En primer lugar, desde el punto de vista puramente físico, biológico, nos comentan los evangelistas que el Señor estaba terriblemente agotado. Una vez más debo apelar al texto paralelo del Evangelio de San Marcos, que nos dice que llevaron a Cristo a la barca tal como estaba (cf. Mc 4,36); éste es un hombre exhausto, es un hombre que ha entregado todo, toda su fuerza que tenía que ser muchísima se ha gastado sirviendo, amando, escuchando, compadeciéndose, orando por los pequeños, expulsando demonios, enseñando a las multitudes.

No pensemos hermanos que Cristo empezó a entregar su vida el día en que fue prendido en el huerto de Getsemaní, y luego torturado y triste y dramáticamente crucificado. Cristo entrega su vida también cuando su piel está entera y cuando no han empezado ni los golpes ni las espinas; de hecho la vida de Cristo fue dar vida. Lo que hizo Cristo en su vida fue entregar vida, esa fue su ofrenda, su modo de amar al Padre y su modo de entregarse por nosotros, es decir que la primera respuesta a cómo es posible que Cristo duerma, es porque ha entregado todo, porque el grado de su agotamiento es total, que casi deberíamos considerarlo como alguien que se ha desmayado por haber llegado al límite de sus fuerzas.

La segunda explicación tiene que ver con lo que hemos oído en el Evangelio: Cristo critica la falta de fe; y como nos enseña el Papa Benedicto, una dimensión que une a Cristo con nosotros, es que en nosotros y en Él, existe esa palabra maravillosa: “confianza”. Una de las dimensiones de la fe en nosotros los seres humanos, es precisamente la capacidad de confiar.

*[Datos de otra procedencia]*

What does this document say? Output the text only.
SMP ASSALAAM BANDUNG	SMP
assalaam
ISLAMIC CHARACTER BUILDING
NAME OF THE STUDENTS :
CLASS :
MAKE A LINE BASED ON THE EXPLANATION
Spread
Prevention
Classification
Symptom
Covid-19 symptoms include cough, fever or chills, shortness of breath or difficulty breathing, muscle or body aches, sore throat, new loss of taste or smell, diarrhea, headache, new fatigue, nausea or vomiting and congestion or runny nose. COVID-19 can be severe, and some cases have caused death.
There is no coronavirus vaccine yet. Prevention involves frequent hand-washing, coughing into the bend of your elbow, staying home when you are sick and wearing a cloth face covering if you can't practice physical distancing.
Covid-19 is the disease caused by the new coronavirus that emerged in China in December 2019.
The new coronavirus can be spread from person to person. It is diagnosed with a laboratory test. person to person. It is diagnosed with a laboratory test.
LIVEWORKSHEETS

Cristo no tiene exactamente fe en el sentido nuestro, en el sentido de desconocimiento de la verdad de Dios; no es ese el sentido en el que Cristo tiene fe. Como Hijo de Dios, como Dios verdadero y hombre verdadero, en Cristo existe una claridad de visión, como nos lo enseña Santo Tomás, que hace que nosotros no podamos hablar propiamente de fe en el caso de Cristo, porque Él ve claramente; nosotros en cambio andamos como en la penumbra y nos guiamos, nos dice San Pablo, como por un espejo borroso (cf 1Cor 13,12).

Pero en Cristo y en nosotros si hay algo que se parece y es la palabra “confianza”; y ese Cristo que está en la barca en medio de la tormenta, es el Cristo que confía profundamente, y por eso su reproche a los discípulos: “¿ustedes no tienen esa clase de confianza?” (cf. Mc 4,40), una pregunta que también tenemos que hacernos nosotros, porque en esa confianza está el comienzo de una verdadera y madura fe, la certeza de que Dios más allá de toda tormenta me sostiene, me cuida y me guía.